Ethnographie de la production d’un lieu commun journalistique

Jérôme Berthaut (Agone)

Avec la précarisation du métier de journaliste et la place de plus en plus considérable accordée à la COM au détriment de l’info, on peut se demander si les représentations normées ne vont pas envahir complètement l’espace de l’information.
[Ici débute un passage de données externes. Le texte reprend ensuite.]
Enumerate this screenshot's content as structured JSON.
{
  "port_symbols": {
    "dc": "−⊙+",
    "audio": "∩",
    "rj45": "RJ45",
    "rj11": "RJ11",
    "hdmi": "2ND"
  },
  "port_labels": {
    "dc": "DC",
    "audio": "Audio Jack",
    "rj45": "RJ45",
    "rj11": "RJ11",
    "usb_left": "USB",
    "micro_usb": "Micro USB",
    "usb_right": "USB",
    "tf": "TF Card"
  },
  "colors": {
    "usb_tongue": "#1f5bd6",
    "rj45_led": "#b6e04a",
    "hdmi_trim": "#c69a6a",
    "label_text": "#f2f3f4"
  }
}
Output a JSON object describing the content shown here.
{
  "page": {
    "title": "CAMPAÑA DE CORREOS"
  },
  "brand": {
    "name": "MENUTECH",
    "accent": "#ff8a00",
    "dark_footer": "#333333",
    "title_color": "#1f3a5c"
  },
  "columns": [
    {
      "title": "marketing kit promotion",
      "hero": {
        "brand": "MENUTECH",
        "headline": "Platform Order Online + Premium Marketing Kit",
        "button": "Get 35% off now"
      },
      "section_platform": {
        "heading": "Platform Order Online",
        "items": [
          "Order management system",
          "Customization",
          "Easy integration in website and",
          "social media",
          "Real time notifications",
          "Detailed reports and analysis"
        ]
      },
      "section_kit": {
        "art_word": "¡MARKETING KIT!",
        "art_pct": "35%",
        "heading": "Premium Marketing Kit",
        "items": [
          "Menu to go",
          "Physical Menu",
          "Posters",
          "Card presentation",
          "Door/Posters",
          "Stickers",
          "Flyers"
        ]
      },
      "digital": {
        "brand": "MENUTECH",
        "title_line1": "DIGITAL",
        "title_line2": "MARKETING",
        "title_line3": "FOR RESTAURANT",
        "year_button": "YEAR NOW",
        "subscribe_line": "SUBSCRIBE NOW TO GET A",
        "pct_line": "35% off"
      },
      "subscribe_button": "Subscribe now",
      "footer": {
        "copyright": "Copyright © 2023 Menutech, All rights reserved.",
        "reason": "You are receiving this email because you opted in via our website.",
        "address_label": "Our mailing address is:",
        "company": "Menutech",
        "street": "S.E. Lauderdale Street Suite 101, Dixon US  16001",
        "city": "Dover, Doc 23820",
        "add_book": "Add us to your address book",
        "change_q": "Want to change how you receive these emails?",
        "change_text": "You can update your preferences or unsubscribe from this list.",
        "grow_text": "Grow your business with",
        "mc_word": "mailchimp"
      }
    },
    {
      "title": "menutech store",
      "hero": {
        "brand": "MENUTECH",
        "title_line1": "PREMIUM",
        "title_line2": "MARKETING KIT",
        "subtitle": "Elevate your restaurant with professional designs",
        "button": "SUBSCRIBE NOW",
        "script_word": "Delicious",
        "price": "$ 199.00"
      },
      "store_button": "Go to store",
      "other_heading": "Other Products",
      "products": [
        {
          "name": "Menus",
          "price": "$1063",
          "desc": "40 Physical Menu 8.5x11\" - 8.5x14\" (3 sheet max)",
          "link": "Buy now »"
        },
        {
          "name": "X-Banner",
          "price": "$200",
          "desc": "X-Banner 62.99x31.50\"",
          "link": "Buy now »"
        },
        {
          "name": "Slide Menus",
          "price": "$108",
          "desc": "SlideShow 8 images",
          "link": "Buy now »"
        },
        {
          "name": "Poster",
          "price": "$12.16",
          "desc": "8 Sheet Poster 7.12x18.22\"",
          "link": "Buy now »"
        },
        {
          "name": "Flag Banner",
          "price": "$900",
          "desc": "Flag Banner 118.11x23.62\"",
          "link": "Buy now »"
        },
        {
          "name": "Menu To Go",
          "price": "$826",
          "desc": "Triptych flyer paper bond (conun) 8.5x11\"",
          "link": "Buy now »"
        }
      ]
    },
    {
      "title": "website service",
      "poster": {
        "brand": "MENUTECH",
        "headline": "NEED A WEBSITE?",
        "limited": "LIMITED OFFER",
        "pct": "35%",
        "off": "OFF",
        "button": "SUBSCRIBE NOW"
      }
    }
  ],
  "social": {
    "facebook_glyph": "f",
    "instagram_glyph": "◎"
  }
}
C’est déjà le cas pour les journaux télévisés, dont le format obligé ne laisse guère de place à l’analyse, encore moins à l’analyse contradictoire, sinon sous forme de polémiques stériles, histoire de créer du spectacle sur mesure. Aucune surprise à prévoir de ce côté. Le temps restreint de parole régit le moindre commentaire et les nouvelles terminologies participent à « une forme de prêt-à-penser immédiatement opératoire ».

Le Prime Time règne sur l’info aussi sûrement et efficacement qu’une armée de censeurs. Le journal du 20 heures, phare du concept, est cadré et distillé comme prêt-à-penser obligé. Ce cadre de traitement de l’information fait que certains événements sont placés sur le devant de la scène pour en écarter d’autres, afin de fabriquer des « réputations », des slogans, qui font écho à des volontés politiques et ont la force des clichés transformés en jugements lapidaires et sans appel. Il ne s’agit pas là seulement d’analyses pouvant être qualifiées de primaires, mais bien de volonté délibérée de la part de la hiérarchie pour coller à la stratégie de la chaîne, puisqu’il est plus particulièrement question de télévision dans le livre de Jérôme Berthaut.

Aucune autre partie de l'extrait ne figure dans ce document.